Un décret présenté en Conseil des ministres le 18 avril marque la fin d’une âpre bataille d’influence entre ministères. Les préfets de région auront désormais autorité sur 6 établissements publics, dont l’Ademe, même si cette dernière tutelle paraît juridiquement bancale.
Un simple décret constitue parfois l’enjeu des plus féroces batailles que se livrent les ministères. C’est le cas de celui sur le pouvoir des préfets, annoncé le 18 avril en Conseil des ministres par le ministre de l’Intérieur, Claude Guéant [Lire le compte-rendu du Conseil des ministres]. Depuis des mois, ce dernier effectuait un intense lobbying auprès du Premier ministre François Fillon pour obtenir cet arbitrage. Il a finalement eu gain de cause le 13 avril, après une ultime réunion interministérielle deux jours avant.
De quoi s’agit-il ? Officiellement, de renforcer l’autorité des préfets de région sur les antennes locales de 6 établissements publics, afin de favoriser la cohérence des politiques publiques. Officieusement, de mettre un peu de baume au cœur des préfets, qui ont subi des coupes claires dans leurs services ces dernières années et de placer sous leur autorité les fonctionnaires des autres ministères qui œuvrent sur le terrain à l’intérieur des établissements publics. Désormais, les préfets de région seront les représentants officiels de ces établissements et pourront leur adresser des directives. Une victoire facilitée par le départ de Nathalie Kosciusko-Morizet du ministère de l’Écologie il y a deux mois.
S’il réussit un joli coup, Claude Guéant n’emporte toutefois pas complètement le morceau. Initialement, le projet de décret prévoyait de faire des préfets les délégués territoriaux de 12 établissements publics, mais c’était sans compter la vigilance du Conseil d’État.
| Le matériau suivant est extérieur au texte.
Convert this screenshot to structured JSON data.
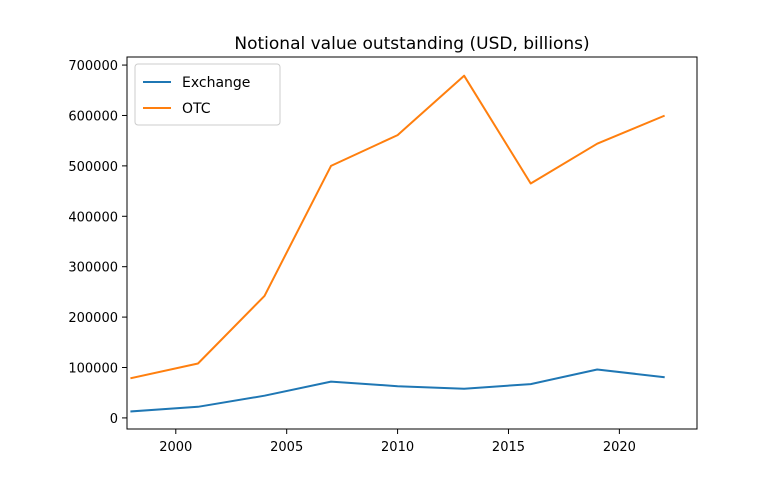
{
  "chart_data": {
    "type": "line",
    "title": "Notional value outstanding (USD, billions)",
    "xlabel": "",
    "ylabel": "",
    "x": [
      1998,
      2001,
      2004,
      2007,
      2010,
      2013,
      2016,
      2019,
      2022
    ],
    "series": [
      {
        "name": "Exchange",
        "color": "#1f77b4",
        "values": [
          13000,
          22000,
          44000,
          72000,
          63000,
          58000,
          67000,
          96000,
          81000
        ]
      },
      {
        "name": "OTC",
        "color": "#ff7f0e",
        "values": [
          79000,
          108000,
          242000,
          500000,
          561000,
          679000,
          465000,
          544000,
          599000
        ]
      }
    ],
    "xlim": [
      1997.8,
      2023.5
    ],
    "ylim": [
      -22000,
      716000
    ],
    "xticks": [
      2000,
      2005,
      2010,
      2015,
      2020
    ],
    "xtick_labels": [
      "2000",
      "2005",
      "2010",
      "2015",
      "2020"
    ],
    "yticks": [
      0,
      100000,
      200000,
      300000,
      400000,
      500000,
      600000,
      700000
    ],
    "ytick_labels": [
      "0",
      "100000",
      "200000",
      "300000",
      "400000",
      "500000",
      "600000",
      "700000"
    ],
    "legend_position": "top-left",
    "grid": false
  }
}
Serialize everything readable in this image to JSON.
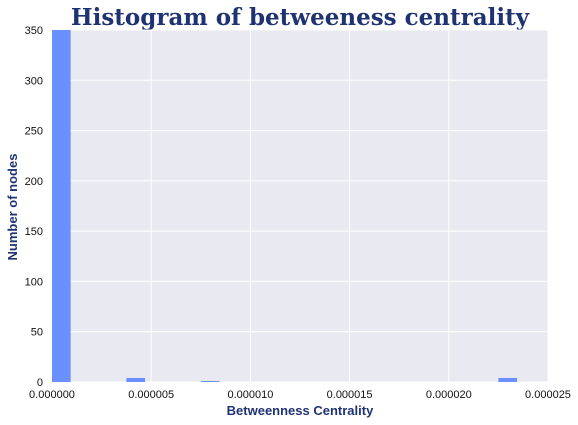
{
  "chart_data": {
    "type": "bar",
    "title": "Histogram of betweeness centrality",
    "xlabel": "Betweenness Centrality",
    "ylabel": "Number of nodes",
    "xlim": [
      0,
      2.5e-05
    ],
    "ylim": [
      0,
      350
    ],
    "xticks": [
      "0.000000",
      "0.000005",
      "0.000010",
      "0.000015",
      "0.000020",
      "0.000025"
    ],
    "yticks": [
      "0",
      "50",
      "100",
      "150",
      "200",
      "250",
      "300",
      "350"
    ],
    "grid": true,
    "colors": {
      "bar": "#6a8fff",
      "plot_bg": "#e9e9f1",
      "grid": "#ffffff",
      "title": "#1f3373"
    },
    "bins": [
      {
        "x0": 0.0,
        "x1": 9.4e-07,
        "count": 350
      },
      {
        "x0": 3.75e-06,
        "x1": 4.69e-06,
        "count": 4
      },
      {
        "x0": 7.5e-06,
        "x1": 8.44e-06,
        "count": 1
      },
      {
        "x0": 2.25e-05,
        "x1": 2.344e-05,
        "count": 4
      }
    ]
  }
}
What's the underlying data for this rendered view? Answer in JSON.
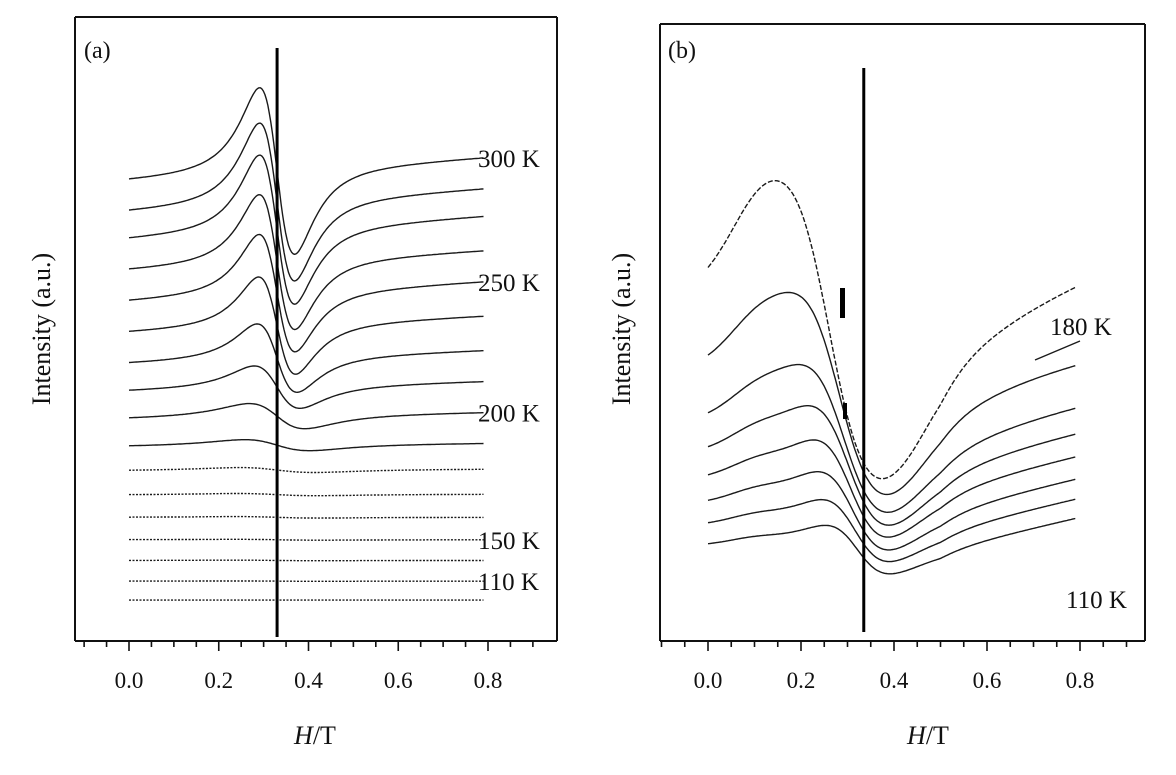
{
  "chart_data": [
    {
      "type": "line",
      "panel_label": "(a)",
      "xlabel_italic": "H",
      "xlabel_unit": "/T",
      "ylabel": "Intensity (a.u.)",
      "xlim": [
        -0.1,
        0.95
      ],
      "x_ticks": [
        "0.0",
        "0.2",
        "0.4",
        "0.6",
        "0.8"
      ],
      "x_tick_values": [
        0.0,
        0.2,
        0.4,
        0.6,
        0.8
      ],
      "reference_field": 0.33,
      "series_x_range": [
        0.0,
        0.79
      ],
      "resonance_center": 0.33,
      "temperature_labels": [
        {
          "text": "300 K",
          "curve_index": 0
        },
        {
          "text": "250 K",
          "curve_index": 4
        },
        {
          "text": "200 K",
          "curve_index": 8
        },
        {
          "text": "150 K",
          "curve_index": 13
        },
        {
          "text": "110 K",
          "curve_index": 15
        }
      ],
      "curves": [
        {
          "baseline": 12.9,
          "amplitude": 5.8,
          "width": 0.068,
          "slope": 0.7
        },
        {
          "baseline": 12.0,
          "amplitude": 5.5,
          "width": 0.068,
          "slope": 0.7
        },
        {
          "baseline": 11.2,
          "amplitude": 5.2,
          "width": 0.068,
          "slope": 0.7
        },
        {
          "baseline": 10.3,
          "amplitude": 4.7,
          "width": 0.069,
          "slope": 0.6
        },
        {
          "baseline": 9.4,
          "amplitude": 4.1,
          "width": 0.07,
          "slope": 0.6
        },
        {
          "baseline": 8.5,
          "amplitude": 3.4,
          "width": 0.072,
          "slope": 0.5
        },
        {
          "baseline": 7.6,
          "amplitude": 2.4,
          "width": 0.078,
          "slope": 0.4
        },
        {
          "baseline": 6.8,
          "amplitude": 1.5,
          "width": 0.09,
          "slope": 0.3
        },
        {
          "baseline": 6.0,
          "amplitude": 0.9,
          "width": 0.11,
          "slope": 0.2
        },
        {
          "baseline": 5.2,
          "amplitude": 0.4,
          "width": 0.13,
          "slope": 0.1
        },
        {
          "baseline": 4.5,
          "amplitude": 0.18,
          "width": 0.15,
          "slope": 0.05
        },
        {
          "baseline": 3.8,
          "amplitude": 0.08,
          "width": 0.16,
          "slope": 0.02
        },
        {
          "baseline": 3.15,
          "amplitude": 0.05,
          "width": 0.16,
          "slope": 0.0
        },
        {
          "baseline": 2.5,
          "amplitude": 0.03,
          "width": 0.16,
          "slope": 0.0
        },
        {
          "baseline": 1.9,
          "amplitude": 0.02,
          "width": 0.16,
          "slope": 0.0
        },
        {
          "baseline": 1.3,
          "amplitude": 0.01,
          "width": 0.16,
          "slope": 0.0
        },
        {
          "baseline": 0.75,
          "amplitude": 0.0,
          "width": 0.16,
          "slope": 0.0
        }
      ]
    },
    {
      "type": "line",
      "panel_label": "(b)",
      "xlabel_italic": "H",
      "xlabel_unit": "/T",
      "ylabel": "Intensity (a.u.)",
      "xlim": [
        -0.1,
        0.95
      ],
      "x_ticks": [
        "0.0",
        "0.2",
        "0.4",
        "0.6",
        "0.8"
      ],
      "x_tick_values": [
        0.0,
        0.2,
        0.4,
        0.6,
        0.8
      ],
      "reference_field": 0.335,
      "series_x_range": [
        0.0,
        0.79
      ],
      "temperature_labels": [
        {
          "text": "180 K",
          "curve_index": 0
        },
        {
          "text": "110 K",
          "curve_index": 7
        }
      ],
      "curves": [
        {
          "baseline": 10.8,
          "amplitude": 10.6,
          "center": 0.26,
          "width": 0.17,
          "tail_rise": 2.6
        },
        {
          "baseline": 8.2,
          "amplitude": 7.3,
          "center": 0.28,
          "width": 0.16,
          "tail_rise": 1.5
        },
        {
          "baseline": 6.4,
          "amplitude": 5.4,
          "center": 0.29,
          "width": 0.15,
          "tail_rise": 1.5
        },
        {
          "baseline": 5.35,
          "amplitude": 4.4,
          "center": 0.3,
          "width": 0.14,
          "tail_rise": 1.5
        },
        {
          "baseline": 4.45,
          "amplitude": 3.6,
          "center": 0.305,
          "width": 0.13,
          "tail_rise": 1.5
        },
        {
          "baseline": 3.6,
          "amplitude": 2.9,
          "center": 0.31,
          "width": 0.125,
          "tail_rise": 1.5
        },
        {
          "baseline": 2.85,
          "amplitude": 2.3,
          "center": 0.315,
          "width": 0.12,
          "tail_rise": 1.5
        },
        {
          "baseline": 2.15,
          "amplitude": 1.8,
          "center": 0.32,
          "width": 0.115,
          "tail_rise": 1.5
        }
      ]
    }
  ]
}
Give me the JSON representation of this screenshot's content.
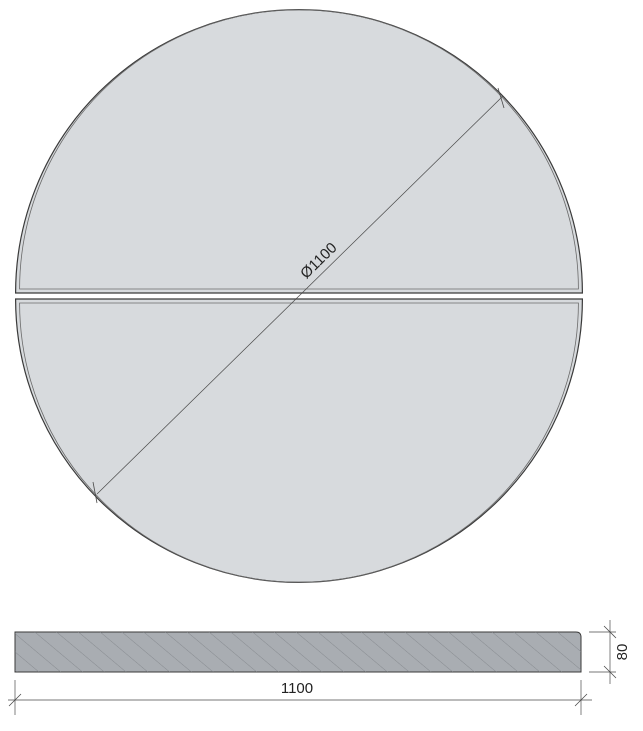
{
  "top_view": {
    "diameter_label": "Ø1100"
  },
  "side_view": {
    "length_label": "1100",
    "thickness_label": "80"
  },
  "colors": {
    "panel_fill": "#d7dadd",
    "panel_edge": "#3a3a3a",
    "section_fill": "#a9adb2",
    "hatch": "#7f8388",
    "dimension_line": "#4a4a4a"
  }
}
Le rapporteur de la haute juridiction administrative, consulté sur le texte, a en effet tôt fait de souligner le caractère “baroque”, voire inconstitutionnel, d’une opération qui consisterait à défaire par voie de décret l’organisation d’établissements publics inscrite dans la loi.
Face à ce rempart juridique, le ministère de l’Intérieur a dû reculer et renoncer à étendre la tutelle des préfets à 6 organismes : l’Office national de la chasse et de la faune sauvage, l’Office national de l’eau et des milieux aquatiques, l’Office national des anciens combattants, l’établissement public national d’aménagement et de restructuration des espaces commerciaux et artisanaux, le Fonds pour l’insertion des personnes handicapées dans la fonction publique et l’Office français de l’immigration et de l’intégration.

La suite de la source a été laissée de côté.